I had found it harder and harder to write recently because so much of my life was not able to be discussed in a public way. But as of today, that can all change! (Sure, I'll use this as an excuse why I haven't posted Robby's 20-month post, even though that has nothing to do with anything)
The short version is that I had been job hunting. More things were seeming promising, and then one came out of absolutely nowhere, I got an offer, it's been accepted, I've tendered my resignation, and woah. It's all happened very fast. I'm excited for this new opportunity for growth, and that it's going to be a challenge, but honestly? I'm also having some difficulty coping with a HUGE thing that is looming in the near future. In two weeks I will start my training. In New York City. By myself. For the next month.
I have never left Robby for more than 24 hours. Just saying that makes tears start to well up in my eyes. I honestly am not sure how I'm going to stay professional while so far away from my little man. I'm going to have to, but OH will it be hard not to break down every time I think of him. About a hundred times a day. I get to come home on weekends, but it's still a lot. I'm so scared that he'll no longer be my cuddly little momma's boy when I get back. That he'll some how have moved on, or will resent me, or...gosh, I don't know. I doubt I'll MISS anything huge (though, I hope that potty training continues to improve while I'm gone. Hmm hmm). But I do fear what it will do to our relationship. I know, he's 1 1/2. He'll be fine. But...I don't know if I will be.

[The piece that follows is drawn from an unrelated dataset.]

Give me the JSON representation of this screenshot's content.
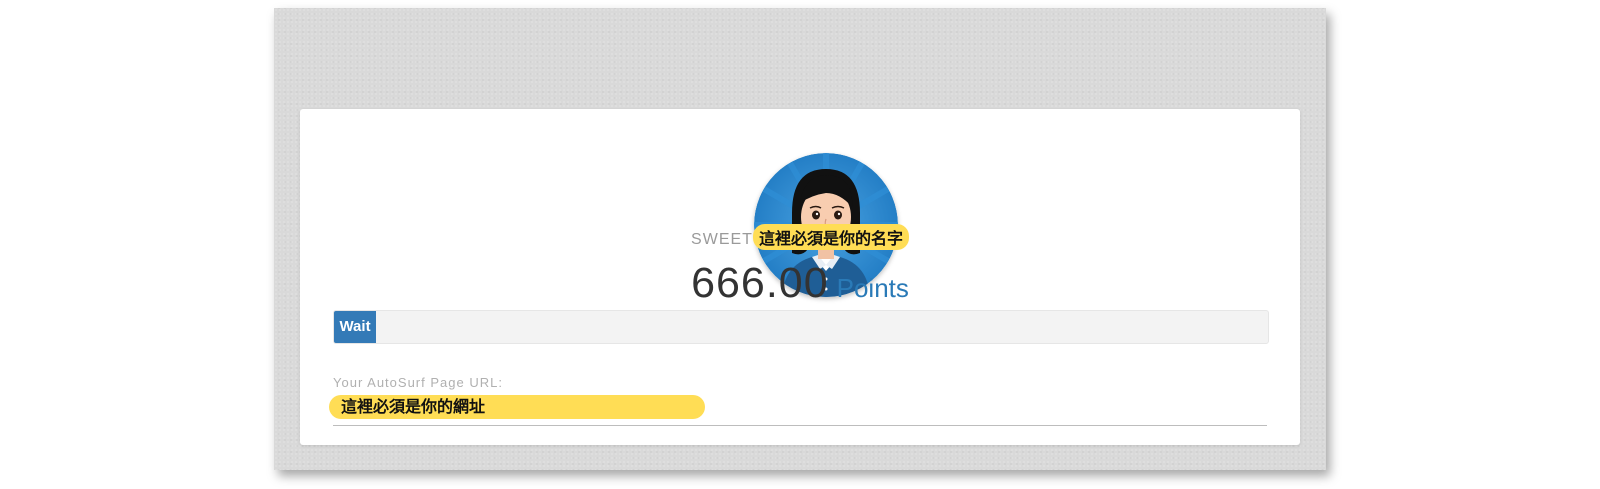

And, I don't know if Chris will be. Being a single parent for the next month will be rough!
When I get back, we're going to be putting our house on the market, and moving. Where? I don't know. But our current house is an hour commute each way. I'll be doing it for awhile, but it's not a long term solution. More questions yet to be answered.
Anyway, there's where I've been. And some of where I'm going. And maybe I'll post a bit more in the future.